The mammalian mitochondrial electron transport chain (ETC) includes complexes I‑IV, as well as the electron transporters ubiquinone and cytochrome c. There are two electron transport pathways in the ETC: Complex I/III/IV, with NADH as the substrate and complex II/III/IV, with succinic acid as the substrate. The electron flow is coupled with the generation of a proton gradient across the inner membrane and the energy accumulated in the proton gradient is used by complex V (ATP synthase) to produce ATP. The first part of this review briefly introduces the structure and function of complexes I‑IV and ATP synthase, including the specific electron transfer process in each complex. Some electrons are directly transferred to O2 to generate reactive oxygen species (ROS) in the ETC. The second part of this review discusses the sites of ROS generation in each ETC complex, including sites IF and IQ in complex I, site IIF in complex II and site IIIQo in complex III, and the physiological and pathological regulation of ROS. As signaling molecules, ROS play an important role in cell proliferation, hypoxia adaptation and cell fate determination, but excessive ROS can cause irreversible cell damage and even cell death. The occurrence and development of a number of diseases are closely related to ROS overproduction. Finally, proton leak and uncoupling proteins (UCPS) are discussed. Proton leak consists of basal proton leak and induced proton leak. Induced proton leak is precisely regulated and induced by UCPs. A total of five UCPs (UCP1‑5) have been identified in mammalian cells. UCP1 mainly plays a role in the maintenance of body temperature in a cold environment through non‑shivering thermogenesis. The core role of UCP2‑5 is to reduce oxidative stress under certain conditions, therefore exerting cytoprotective effects. All diseases involving oxidative stress are associated with UCPs.

Figure 1

Generation of electron leaks and proton leaks in the electron transport chain. Electrons derived from oxidizable substrates are passed through CI/III/IV or CII/III/IV in an exergonic process that drives the proton pumping into the IMS of CI, CIII and CIV. The energy of the proton gradient drives the ATP synthesis of CV or can be consumed by UCPs. The sites of superoxide production in each complex are also indicated, including sites I_F and I_Q in CI, sites II_F in CII and site III_Qo in CIII. The O ^-2 released into the IMS by site III_Qo can be converted into H₂O₂ in a reaction catalyzed by superoxide dismutase 1 and H₂O₂ then may diffuse into the cytoplasm. The red arrows indicate electron pathways. The black arrows represent substrate reactions.
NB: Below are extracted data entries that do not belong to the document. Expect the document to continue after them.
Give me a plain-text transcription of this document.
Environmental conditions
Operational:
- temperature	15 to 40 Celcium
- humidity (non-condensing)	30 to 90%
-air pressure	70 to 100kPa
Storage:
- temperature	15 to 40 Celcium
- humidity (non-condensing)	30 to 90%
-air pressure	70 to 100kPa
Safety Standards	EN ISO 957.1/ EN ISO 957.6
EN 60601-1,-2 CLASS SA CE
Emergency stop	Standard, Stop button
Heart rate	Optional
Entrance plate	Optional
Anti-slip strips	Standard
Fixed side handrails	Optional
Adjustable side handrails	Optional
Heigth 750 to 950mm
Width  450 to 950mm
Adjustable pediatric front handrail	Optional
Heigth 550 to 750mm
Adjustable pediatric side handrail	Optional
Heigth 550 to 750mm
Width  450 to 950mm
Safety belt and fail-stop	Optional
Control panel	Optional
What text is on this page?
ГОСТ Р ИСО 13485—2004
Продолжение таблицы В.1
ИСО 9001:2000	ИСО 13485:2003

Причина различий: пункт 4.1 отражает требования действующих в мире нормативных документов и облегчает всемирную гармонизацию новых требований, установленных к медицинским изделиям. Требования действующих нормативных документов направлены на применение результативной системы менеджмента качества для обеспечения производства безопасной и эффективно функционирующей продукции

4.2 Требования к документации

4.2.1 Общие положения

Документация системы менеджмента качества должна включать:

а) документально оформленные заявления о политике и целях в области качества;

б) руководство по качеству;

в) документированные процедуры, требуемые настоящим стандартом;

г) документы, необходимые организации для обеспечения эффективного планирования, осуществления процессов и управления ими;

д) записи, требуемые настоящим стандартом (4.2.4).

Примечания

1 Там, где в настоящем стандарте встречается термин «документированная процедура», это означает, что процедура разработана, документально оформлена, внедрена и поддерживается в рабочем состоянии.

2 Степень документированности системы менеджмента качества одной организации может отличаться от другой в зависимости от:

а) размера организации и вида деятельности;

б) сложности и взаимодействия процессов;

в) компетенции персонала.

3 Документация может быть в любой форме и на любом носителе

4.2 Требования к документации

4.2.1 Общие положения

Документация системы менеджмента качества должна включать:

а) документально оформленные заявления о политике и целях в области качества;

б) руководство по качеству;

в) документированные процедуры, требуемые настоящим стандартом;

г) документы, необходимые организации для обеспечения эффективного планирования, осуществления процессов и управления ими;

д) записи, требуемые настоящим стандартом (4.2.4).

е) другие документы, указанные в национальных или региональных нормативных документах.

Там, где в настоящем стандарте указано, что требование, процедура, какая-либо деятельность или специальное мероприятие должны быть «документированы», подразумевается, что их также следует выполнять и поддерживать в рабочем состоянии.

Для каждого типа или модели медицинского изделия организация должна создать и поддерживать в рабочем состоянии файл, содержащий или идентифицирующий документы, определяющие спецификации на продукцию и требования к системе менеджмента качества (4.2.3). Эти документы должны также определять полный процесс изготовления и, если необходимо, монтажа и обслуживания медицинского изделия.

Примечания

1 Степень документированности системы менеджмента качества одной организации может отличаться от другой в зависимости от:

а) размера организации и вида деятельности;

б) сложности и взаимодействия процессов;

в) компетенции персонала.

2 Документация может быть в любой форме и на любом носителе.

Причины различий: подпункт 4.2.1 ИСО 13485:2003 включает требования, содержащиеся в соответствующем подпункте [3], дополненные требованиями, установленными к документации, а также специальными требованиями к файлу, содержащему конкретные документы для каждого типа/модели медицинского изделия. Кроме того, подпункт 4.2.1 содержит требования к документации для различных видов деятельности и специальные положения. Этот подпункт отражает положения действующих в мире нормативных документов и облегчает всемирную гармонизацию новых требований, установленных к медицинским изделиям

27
The blue arrows show the proton circuit across the IMM. In cyan, the complexes I-V are marked as I, II, III, IV, V, respectively. Q, ubiquinone; C, cytochrome c; IMM, inner mitochondrial membrane; IMS, intermembrane space; OMM, outer mitochondrial membrane; UCP, uncoupling protein.

Figure 2

Distribution of mitochondrial UCP1-5 and their related diseases. BAT, brown adipose tissue; WAT, white adipose tissue; T2DM, type II diabetes; SCZ, schizophrenia; AD, Alzheimer's disease; PD, Parkinson's disease; COPD, chronic obstructive pulmonary disease; UCP, uncoupling proteins.